Friday Bookblogging: Proofreaders R Us Edition
Lori Smith, proprietor of the Jane Austen Quote of the Day blog and author of the upcoming book A Walk With Jane Austen, e-mailed us earlier this week with a question that surprised us not a little. She wanted to post the famous line from Pride and Prejudice, “For what do we live, but to make sport for our neighbours and laugh at them in our turn?” on the quote blog, but when she checked her paperback Signet edition, it had “For what do we live, but to make sport of our neighbours…”
Lori checked the Molland’s e-text of P&P, which has the “for” quote. She then e-mailed the Editrix, perplexed as to which was correct. We were at le travail du journée, but keep paperback copies of several of the novels there; the P&P is a Signet edition, and darned if it didn’t say “of.” Remembering the quote as “for,” which a check of the e-book version we have with us at all times confirmed, and not having immediate recourse to our Chapmans, we telephoned a Janeite friend who was at home and asked her to consult her Oxford Illustrated edition. Chapman, naturally, has “for,” and a crisis of Western civilization was averted. Even without our recall of the line–one of our favorites in the book–the “of” version doesn’t even make sense. Let’s parse:
Part the first: “For what do we live, but to make sport for our neighbours…”
Part the second: “…and laugh at them in our turn?”
“Make sport for our neighbours” means, of course, that the neighbours laugh at us. “Laugh at them” is self-explanatory; “in our turn” indicates an opposite or at least different action from the first part of the sentence. If the first part is changed to “Make sport of our neighbours,” meaning “laugh at the neighbours,” the meaning of the sentence becomes “For what do we live, but to laugh at our neighbours or laugh at our neighbours?” which, of course, makes no sense.
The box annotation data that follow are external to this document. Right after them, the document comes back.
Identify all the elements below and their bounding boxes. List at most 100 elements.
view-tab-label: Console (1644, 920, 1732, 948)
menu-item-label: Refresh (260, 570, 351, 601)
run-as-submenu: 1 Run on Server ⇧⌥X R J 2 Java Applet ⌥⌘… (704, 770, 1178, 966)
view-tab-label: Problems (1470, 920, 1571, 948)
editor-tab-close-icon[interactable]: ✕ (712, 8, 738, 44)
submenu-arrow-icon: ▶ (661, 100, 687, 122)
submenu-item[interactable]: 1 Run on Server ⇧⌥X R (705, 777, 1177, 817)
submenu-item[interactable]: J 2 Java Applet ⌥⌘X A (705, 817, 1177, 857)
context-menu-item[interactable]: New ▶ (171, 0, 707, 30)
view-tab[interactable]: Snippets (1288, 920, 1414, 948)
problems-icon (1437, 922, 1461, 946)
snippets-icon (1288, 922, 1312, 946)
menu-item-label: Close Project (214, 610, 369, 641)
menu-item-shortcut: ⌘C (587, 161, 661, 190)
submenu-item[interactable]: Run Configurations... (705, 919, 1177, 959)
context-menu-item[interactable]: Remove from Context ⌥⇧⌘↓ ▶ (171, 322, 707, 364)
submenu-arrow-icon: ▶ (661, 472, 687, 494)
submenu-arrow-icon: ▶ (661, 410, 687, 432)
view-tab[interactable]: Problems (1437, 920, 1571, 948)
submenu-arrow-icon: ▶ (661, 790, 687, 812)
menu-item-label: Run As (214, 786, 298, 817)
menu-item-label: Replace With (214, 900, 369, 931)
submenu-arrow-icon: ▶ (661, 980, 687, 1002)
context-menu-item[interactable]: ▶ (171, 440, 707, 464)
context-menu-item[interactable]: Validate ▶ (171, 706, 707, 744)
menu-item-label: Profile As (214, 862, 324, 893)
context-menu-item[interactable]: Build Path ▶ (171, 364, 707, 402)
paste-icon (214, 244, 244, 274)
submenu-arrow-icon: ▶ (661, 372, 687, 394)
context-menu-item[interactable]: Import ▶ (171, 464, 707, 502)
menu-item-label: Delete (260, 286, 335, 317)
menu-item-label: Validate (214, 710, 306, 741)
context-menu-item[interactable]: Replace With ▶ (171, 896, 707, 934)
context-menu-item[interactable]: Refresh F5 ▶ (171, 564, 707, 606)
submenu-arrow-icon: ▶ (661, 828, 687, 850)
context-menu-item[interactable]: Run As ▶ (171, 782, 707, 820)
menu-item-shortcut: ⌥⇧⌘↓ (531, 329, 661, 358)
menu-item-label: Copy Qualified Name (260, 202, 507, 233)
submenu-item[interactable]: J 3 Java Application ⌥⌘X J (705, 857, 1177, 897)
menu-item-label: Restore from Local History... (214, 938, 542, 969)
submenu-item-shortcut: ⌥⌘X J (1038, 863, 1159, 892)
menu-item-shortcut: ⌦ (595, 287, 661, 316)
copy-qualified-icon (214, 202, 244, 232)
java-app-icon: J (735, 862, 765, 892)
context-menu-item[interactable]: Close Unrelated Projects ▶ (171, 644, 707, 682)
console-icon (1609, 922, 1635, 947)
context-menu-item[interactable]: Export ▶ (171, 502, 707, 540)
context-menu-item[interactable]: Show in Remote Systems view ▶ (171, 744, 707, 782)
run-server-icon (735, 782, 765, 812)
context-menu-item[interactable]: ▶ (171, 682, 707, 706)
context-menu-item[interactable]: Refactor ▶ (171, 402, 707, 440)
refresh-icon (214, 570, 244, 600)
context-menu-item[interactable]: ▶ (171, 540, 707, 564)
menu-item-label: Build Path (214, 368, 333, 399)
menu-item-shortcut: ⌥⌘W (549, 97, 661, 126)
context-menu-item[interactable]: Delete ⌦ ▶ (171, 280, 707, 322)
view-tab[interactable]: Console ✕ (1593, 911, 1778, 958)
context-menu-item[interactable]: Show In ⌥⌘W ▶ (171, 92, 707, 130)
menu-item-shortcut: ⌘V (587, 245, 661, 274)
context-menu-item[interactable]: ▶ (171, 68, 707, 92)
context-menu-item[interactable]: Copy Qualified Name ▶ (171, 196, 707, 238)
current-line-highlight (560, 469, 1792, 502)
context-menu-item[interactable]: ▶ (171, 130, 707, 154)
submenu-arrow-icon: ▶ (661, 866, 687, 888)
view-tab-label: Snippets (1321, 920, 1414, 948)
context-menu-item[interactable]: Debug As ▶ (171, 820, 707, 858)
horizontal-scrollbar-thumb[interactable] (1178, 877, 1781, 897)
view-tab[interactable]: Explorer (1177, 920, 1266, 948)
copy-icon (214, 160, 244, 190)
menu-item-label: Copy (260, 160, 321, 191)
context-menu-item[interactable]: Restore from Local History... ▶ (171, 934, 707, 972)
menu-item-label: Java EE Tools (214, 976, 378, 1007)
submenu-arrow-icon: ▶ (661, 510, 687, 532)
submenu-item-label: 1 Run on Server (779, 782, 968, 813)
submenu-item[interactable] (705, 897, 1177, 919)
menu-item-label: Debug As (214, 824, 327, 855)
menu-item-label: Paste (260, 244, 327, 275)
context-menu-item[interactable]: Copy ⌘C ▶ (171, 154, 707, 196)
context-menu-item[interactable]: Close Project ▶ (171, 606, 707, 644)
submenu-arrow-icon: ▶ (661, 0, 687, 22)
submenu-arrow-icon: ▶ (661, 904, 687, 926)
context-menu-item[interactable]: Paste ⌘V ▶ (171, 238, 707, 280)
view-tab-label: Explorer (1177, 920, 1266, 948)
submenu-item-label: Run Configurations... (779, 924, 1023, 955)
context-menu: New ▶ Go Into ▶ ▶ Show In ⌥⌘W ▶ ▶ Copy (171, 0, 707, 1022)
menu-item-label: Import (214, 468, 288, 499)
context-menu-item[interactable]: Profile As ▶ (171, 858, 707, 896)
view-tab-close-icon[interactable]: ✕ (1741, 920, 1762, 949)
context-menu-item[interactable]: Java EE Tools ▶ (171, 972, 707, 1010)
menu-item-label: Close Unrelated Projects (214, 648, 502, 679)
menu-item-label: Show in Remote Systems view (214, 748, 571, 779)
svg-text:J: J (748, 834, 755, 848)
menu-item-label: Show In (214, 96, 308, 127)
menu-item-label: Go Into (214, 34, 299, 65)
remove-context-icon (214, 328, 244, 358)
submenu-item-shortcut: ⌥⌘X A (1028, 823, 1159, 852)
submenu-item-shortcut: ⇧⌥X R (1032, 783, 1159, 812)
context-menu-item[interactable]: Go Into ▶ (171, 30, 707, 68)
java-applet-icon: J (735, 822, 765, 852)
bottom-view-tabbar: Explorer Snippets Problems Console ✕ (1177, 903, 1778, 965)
The Signet editions that had the error both were printed in the 1980s, and it is not clear if more recent editions have the word corrected. Does anyone have a recent printing they would be so kind as to check? It might be interesting to see if the usage has slipped into any other editions. We consulted the editions of P&P extant at AustenBlog World Headquarters; besides the Oxford Illustrated edition and the e-book version, we also have a 1907 Brock-illustrated Dent edition and one of the Everyman editions (also published by Dent and likely based on the same text) given away by The Daily Telegraph in a Becoming Jane-related promotion earlier this year: Both had “for.”
It would be very interesting indeed to know for how long the Signet editions contained such a mistake!